In short, when interest rates rises by 1%, a gov issued bond for 5 years may pay greater coupon. That’s your risk.

Reply
    Wilfred Ling says 8 years ago

    In finance, interest rate risk for bonds refers to the risk of realised capital lost in nominal terms. Holding to maturity has no capital lost provided there is no default. What you are referring to is called opportunity cost, not interest rate risk.

    Reply
Tattooedbanker says 8 years ago

the coupon rate is reasonable for a company like SIA where the chance of default is low. if i rem correctly, there was a swiber bond offering recently offering 5+% in coupon rates. charges wise i think for IPO bond is not too bad, they would be at most a 40-50pips difference, but if you are buying/selling a secondary bonds then yes, the fees might be excessive as you dunno what kinda spread your banker is taking off you.
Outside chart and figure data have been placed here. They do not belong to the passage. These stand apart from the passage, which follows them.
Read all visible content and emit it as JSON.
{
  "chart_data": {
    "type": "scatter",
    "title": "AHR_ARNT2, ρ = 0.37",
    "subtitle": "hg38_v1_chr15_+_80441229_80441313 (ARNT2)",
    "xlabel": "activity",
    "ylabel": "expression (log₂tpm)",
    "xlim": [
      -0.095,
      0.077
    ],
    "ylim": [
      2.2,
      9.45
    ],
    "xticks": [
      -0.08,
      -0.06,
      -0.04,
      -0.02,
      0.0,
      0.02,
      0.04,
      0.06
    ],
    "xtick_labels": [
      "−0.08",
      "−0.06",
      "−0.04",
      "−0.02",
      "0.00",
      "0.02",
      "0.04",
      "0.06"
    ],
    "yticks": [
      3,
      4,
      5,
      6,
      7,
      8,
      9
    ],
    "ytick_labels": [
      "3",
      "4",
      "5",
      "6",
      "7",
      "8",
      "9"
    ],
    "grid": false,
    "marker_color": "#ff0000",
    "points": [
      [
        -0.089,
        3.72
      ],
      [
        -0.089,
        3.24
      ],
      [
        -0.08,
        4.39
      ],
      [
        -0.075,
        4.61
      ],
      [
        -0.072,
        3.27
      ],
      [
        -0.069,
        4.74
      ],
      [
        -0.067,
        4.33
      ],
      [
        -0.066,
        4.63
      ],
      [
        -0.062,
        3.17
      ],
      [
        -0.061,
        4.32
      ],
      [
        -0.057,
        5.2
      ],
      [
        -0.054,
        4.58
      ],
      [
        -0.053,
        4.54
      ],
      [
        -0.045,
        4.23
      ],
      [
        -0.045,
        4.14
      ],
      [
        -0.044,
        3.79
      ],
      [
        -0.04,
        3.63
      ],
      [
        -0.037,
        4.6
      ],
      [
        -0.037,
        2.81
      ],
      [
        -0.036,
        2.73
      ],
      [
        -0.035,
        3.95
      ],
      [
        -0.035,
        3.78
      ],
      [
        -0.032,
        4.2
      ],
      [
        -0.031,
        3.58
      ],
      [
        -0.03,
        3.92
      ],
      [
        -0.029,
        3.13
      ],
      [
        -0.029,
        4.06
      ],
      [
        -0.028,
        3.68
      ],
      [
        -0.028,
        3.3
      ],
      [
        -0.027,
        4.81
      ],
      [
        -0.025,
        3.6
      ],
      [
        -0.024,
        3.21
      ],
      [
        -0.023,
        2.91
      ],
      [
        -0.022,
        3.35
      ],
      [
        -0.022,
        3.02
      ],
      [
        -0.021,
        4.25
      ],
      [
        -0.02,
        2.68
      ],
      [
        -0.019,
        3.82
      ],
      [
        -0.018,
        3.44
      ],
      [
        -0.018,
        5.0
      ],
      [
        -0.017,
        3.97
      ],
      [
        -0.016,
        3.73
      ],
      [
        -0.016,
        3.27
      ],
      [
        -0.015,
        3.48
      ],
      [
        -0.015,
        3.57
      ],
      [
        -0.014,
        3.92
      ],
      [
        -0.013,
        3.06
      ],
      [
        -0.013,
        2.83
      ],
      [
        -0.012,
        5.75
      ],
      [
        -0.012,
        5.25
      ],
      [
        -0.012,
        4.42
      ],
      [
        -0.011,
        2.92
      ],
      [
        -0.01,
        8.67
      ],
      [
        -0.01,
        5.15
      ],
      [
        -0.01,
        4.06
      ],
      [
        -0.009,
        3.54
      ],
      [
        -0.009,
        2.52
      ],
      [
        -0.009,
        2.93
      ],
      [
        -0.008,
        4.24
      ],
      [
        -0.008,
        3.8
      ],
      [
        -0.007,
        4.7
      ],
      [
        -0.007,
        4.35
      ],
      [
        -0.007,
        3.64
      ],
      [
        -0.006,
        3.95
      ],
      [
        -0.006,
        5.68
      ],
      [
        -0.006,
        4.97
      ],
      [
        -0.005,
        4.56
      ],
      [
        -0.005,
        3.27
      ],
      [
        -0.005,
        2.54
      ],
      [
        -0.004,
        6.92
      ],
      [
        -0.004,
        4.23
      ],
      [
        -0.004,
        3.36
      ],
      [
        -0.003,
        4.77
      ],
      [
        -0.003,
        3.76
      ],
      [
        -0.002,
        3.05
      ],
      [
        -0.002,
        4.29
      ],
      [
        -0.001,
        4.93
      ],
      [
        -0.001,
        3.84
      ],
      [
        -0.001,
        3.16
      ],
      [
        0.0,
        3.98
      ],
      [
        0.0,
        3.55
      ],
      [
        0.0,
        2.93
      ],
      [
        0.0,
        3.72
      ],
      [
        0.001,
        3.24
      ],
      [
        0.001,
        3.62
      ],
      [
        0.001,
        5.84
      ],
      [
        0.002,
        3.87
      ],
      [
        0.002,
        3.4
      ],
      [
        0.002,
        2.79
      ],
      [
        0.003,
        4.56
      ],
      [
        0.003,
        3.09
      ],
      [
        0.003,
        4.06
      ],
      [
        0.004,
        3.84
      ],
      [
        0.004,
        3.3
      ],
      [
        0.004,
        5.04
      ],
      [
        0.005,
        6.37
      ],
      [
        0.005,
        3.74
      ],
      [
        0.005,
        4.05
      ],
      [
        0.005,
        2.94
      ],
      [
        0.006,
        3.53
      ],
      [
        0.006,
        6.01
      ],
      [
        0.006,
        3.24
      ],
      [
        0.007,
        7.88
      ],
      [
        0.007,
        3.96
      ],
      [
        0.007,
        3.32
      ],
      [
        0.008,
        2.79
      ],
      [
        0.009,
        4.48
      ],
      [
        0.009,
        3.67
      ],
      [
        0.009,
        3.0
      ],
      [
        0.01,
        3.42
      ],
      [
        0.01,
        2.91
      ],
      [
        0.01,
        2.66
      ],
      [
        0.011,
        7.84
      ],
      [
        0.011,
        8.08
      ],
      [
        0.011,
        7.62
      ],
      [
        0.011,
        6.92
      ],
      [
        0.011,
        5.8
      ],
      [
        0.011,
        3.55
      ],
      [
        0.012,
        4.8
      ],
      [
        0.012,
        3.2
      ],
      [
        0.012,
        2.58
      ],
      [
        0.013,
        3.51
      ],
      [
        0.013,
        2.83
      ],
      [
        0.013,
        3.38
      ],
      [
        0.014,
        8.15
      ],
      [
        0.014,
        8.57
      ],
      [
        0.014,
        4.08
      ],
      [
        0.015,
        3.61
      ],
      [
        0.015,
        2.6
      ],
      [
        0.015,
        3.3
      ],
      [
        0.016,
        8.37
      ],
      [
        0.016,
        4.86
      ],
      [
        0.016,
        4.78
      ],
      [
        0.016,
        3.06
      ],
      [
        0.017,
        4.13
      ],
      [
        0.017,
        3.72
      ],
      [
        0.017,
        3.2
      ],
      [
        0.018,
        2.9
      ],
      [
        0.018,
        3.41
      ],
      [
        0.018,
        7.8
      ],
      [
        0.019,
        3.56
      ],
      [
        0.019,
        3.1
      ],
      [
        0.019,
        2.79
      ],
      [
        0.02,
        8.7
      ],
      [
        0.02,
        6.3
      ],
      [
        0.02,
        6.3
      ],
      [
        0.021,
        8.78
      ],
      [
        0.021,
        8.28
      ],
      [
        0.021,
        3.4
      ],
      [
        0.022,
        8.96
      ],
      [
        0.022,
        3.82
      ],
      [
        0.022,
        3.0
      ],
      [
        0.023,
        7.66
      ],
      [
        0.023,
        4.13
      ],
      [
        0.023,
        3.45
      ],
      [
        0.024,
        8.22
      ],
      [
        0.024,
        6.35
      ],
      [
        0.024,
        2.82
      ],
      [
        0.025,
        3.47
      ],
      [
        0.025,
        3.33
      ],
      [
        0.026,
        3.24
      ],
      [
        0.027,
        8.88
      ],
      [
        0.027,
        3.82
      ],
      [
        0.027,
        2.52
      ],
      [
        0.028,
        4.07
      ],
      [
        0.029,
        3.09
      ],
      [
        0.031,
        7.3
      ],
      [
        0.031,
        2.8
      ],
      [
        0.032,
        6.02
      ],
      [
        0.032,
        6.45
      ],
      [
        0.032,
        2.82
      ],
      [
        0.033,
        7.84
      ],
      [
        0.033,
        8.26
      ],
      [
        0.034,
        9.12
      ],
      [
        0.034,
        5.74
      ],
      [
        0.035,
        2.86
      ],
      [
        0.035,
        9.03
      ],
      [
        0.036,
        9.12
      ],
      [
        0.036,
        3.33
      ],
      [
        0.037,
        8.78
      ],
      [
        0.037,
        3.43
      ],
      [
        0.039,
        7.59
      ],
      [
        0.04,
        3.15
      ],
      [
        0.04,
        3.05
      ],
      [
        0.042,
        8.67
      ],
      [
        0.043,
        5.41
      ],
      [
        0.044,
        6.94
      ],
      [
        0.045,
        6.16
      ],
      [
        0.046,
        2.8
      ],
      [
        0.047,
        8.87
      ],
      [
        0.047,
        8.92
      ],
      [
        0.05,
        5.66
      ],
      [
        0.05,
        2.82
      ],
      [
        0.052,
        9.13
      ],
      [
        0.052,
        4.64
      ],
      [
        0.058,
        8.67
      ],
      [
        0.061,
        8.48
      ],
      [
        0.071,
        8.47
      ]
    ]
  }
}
just wanted to offer my 2 cents worth on bonds, there is alot of misunderstanding from people that i might who believe that bonds are super safe. which of cos isn’t true, as there is always a chance of default where one can lose every penny, but another risk i see is that we are kinda building ourselves towards a bond bubble in the next year or so. now when interest rates are low, everyone is touting bonds, but people forget that interest rates can and will go up, esp when inflation starts creeping in. with an almost non existence secondary bond market in sg, if/when interest rates goes up, there will be even fewer buyers and you gotta sell them at a bigger discount. end up you might not even earn anything or even make a loss.

Reply
    Wilfred Ling says 8 years ago

    There is no interest rate risk if the bond is held to maturity. Redemption at maturity by the issuer is guaranteed at maturity. Non-redemption by issuer at maturity is considered a default.

    Reply
The Watchman says 8 years ago

The yield is estimated around 1.4%.

Reply
    lioninvestor says 8 years ago

    Hi Watchman,

    Where did you get the 1.4% from?

    Reply
      The Watchman says 8 years ago

      Comparing with SGS I reckon the spread would be 20bps or more…since SIA is a corporate issue of ‘higher’ risk. It should be more attractive otherwise who wants to buy.
      Disclaimer: it is agak agak and should not be taken seriously.

      Reply
        lioninvestor says 8 years ago

        Hi Watchman,

        They already announced the coupon rate is 2.15%.
        If bought at face value, investors would be able to get that kind of yield.

        Reply
          The Watchman says 8 years ago

          Yes if it is bought at face value,ie $1000 and the coupon and yield rate will be the same. I was thinking it was to be subject to bidding. sorry for misleading you.

          Reply
            lioninvestor says 8 years ago

            Yes, there’s no bidding. If demand is more than supply, there will be balloting instead.

            Reply
Jasmin says 8 years ago

Is this coupon rate reasonable and if this type of bonds is risky?

Corporate bonds despite the min block size of 250k offers lousy yield after factoring in the fee charged by the bank.